I spent most of the time with tears coursing down my face. If you were there and if you inhaled deeply enough you would have been able to smell the slight tinge of saline mixed with an older, slightly musty smell… the smell of Canadian pride being brought out, dusted off and worn for all to see.
Shivers danced up and down my spine like aerial acrobats. My mouth gaped like a kid on Christmas day, getting the present ever. Ever.
I was caught off guard by the emotion, the deep swelling of pride in this nation.
The same nation we’re slow to praise and quick to make fun of.
We’re not noisy about our love affair with our country like our neighbours to the south. In fact we often get drowned out by them. But the pride is there nonetheless.
For the first time First Nations were an integral part of the ceremony. Colours were a blur as nations from the east, west, north and central came and danced and welcomed the world.
The biggest roar was saved for the Canadian athletes as the rounded the bend. For a moment we were united in celebrating their feats to come.
Massive three-tiered banners of fabric hung from the ceiling alternately became the ocean, trees and totem poles as light was shone on and through them. Through some sleight of hand it transformed us, the audience. Gasps were audible. Hands became sore from clapping and throats hoarse from yelling.
The opening scenes were pure BC beauty. Remote snow capped mountain, rugged and regal. And then a lone snowboarder. On top of the world. With a kick he set off, all swirling snow and powder puffs. All eyes were on him as he skimmed effortlessly down crazy steep slopes. Then for a second he disappeared…
… until he burst onto the stage for real, sliding down a huge ramp and with a graceful flip ended up in the middle of the stadium. A sweet taste of what was to come. Magic. Being swept away.

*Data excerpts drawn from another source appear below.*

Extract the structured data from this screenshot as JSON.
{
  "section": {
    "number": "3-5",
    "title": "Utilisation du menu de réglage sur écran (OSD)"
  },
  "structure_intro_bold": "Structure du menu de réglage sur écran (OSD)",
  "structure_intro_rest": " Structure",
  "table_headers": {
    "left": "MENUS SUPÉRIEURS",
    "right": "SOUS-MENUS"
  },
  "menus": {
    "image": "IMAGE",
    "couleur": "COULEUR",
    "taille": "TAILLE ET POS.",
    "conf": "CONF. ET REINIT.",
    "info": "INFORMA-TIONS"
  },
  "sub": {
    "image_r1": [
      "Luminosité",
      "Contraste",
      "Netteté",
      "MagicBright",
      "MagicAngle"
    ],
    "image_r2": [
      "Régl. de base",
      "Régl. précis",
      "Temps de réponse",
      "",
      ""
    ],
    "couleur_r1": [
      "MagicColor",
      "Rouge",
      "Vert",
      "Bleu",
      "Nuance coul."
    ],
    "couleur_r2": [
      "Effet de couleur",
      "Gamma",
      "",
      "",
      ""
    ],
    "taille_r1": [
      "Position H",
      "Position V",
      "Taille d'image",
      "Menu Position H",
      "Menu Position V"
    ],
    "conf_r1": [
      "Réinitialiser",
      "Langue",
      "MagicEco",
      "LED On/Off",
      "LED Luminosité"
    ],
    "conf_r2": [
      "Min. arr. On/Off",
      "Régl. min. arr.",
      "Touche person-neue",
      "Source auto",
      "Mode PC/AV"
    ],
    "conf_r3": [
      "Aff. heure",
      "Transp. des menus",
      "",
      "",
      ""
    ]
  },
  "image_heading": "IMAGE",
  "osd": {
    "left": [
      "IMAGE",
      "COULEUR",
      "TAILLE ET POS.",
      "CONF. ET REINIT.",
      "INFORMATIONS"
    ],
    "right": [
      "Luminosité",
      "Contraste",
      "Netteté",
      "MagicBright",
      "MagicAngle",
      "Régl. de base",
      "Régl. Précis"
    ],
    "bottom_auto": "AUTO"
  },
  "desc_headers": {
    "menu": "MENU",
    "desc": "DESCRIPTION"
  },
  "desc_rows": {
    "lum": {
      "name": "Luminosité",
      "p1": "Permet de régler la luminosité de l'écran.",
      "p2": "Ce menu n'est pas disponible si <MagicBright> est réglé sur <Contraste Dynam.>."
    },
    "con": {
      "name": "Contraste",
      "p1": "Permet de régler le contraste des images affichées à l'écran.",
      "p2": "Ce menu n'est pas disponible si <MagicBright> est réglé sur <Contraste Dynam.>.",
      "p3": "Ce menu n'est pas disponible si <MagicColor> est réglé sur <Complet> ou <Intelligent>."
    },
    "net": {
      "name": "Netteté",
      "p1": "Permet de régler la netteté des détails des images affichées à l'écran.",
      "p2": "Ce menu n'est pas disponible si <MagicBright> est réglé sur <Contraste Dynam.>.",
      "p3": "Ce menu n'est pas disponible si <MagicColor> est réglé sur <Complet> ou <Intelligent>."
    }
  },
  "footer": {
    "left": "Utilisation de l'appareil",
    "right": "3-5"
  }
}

A spoken word artist worked his magic by describing this, our indescribably country and that maybe being Canadian was a simple as saying ‘please’ and ‘thank-you’. And yes, our Z rhymes with Ted dammit.
When KD Lang took to a massive central podium, dressed simply in white and captivated everyone with her version of Hallelujah, she reached deep into everyone’s heart and for a moment, removed the cynic. With breath caught and eyes kindled by with hope, you were caught up in a net cast wide with possibilities.
Audience members were given lights and we played our part as we lit them in sync, until wave after wave, the stadium was alive with light. Other times our lights were the constellations and yet others thunderbolts.
Confession time: for the dress rehearsal we didn’t actually get given the lights but rather pretended to wave them about. Ever resourceful though, folks brought out cell phones and the glowing screens were almost as good. Better in some ways as we all yearned to be part of the magic.
With my IPhone flashlight app I got to be a part of the ceremonies. Not passively sitting there, being a quiet receptacle. But rather, as the social media world has showed us, at the centre, involved, loudly and proudly.
Maybe we can do it. Maybe we can dig ourselves out from under the weight of poverty, war, racism, terrorism and other soul-crushing issues. Maybe there is a god above.
Let the games begin.
(We were asked not to share anything about the ceremonies until the real thing; hence the blackout the first time this post was published this morning. This version is the full version, now that the games are officially underway. I was filled with awe to be part of the rehearsal and have been slightly giddy with keeping the secret.)